Sentii che il mio cuore iniziava a dare di matto. Proprio la persona alla quale volevo fare un'impressione decente pensava cose così belle sul mio conto!

"Posso chiederti dove abiti?" chiese Ciro, dopo un po'.
"Qui vicino" risposi. "Ma... Perché?"
"Perché vorrei riaccompagnarti a casa."
"Ma... Ma non rischierai di arrivare tardi a casa tua?" Non volevo che Ciro avesse dei problemi per causa mia.
"No, tranquilla! Anche io abito qui vicino, e poi arriveremo tardi lo stesso se non ci sbrighiamo." Detto questo Ciro mi prese per mano e uscimmo dalla scuola, ma appena fummo fuori provai un brivido di freddo.

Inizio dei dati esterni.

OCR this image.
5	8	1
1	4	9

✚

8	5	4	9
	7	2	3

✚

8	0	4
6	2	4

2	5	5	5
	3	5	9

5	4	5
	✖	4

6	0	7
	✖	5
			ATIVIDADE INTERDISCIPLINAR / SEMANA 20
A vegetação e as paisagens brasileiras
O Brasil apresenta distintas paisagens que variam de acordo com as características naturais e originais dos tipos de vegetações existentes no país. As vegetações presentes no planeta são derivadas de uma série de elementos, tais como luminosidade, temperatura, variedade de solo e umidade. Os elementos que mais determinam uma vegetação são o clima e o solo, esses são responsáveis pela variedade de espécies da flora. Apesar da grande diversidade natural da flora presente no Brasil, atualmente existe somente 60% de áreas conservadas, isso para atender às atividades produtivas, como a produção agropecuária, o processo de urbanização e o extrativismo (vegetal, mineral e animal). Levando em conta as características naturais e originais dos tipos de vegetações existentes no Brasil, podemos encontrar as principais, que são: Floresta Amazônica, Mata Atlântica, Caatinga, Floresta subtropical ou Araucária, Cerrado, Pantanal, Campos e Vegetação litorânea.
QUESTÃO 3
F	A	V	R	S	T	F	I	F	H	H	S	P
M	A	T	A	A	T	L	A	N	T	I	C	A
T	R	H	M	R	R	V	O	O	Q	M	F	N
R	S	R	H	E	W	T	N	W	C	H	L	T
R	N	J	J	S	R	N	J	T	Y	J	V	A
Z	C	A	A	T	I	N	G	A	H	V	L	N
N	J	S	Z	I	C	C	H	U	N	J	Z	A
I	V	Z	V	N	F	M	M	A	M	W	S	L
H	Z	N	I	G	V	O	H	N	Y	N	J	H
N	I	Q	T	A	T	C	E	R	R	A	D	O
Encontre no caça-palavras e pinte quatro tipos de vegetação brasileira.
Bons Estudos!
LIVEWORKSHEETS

Ciro mi si fece più vicino e strofinò la mia mano tra le sue.
"Ti senti un po' meglio, tesoro?" mi chiese con dolcezza, stringendomi la mano che aveva riscaldato con le sue.
Quando mi chiamò in quel modo il mio cuore riprese a dare i numeri e le mie guance presero fuoco in pochi secondi. Mi piaceva tanto quella sensazione, ma non mi piaceva il fatto che la timidezza, puntuale come un orologio, non mi permettesse di parlare con lui se non era lui a darmi una piccola spinta.
Riuscii a rispondergli per puro caso. Anzi, meglio dire per puro miracolo!
"Sì... Va... Va molto meglio" dissi.
Era così bello camminare con lui! Mi sentivo come se mi fossi trovata in una di quelle strade incantate tipiche dei film o dei romanzi, anche perché il nostro quartiere era molto tranquillo.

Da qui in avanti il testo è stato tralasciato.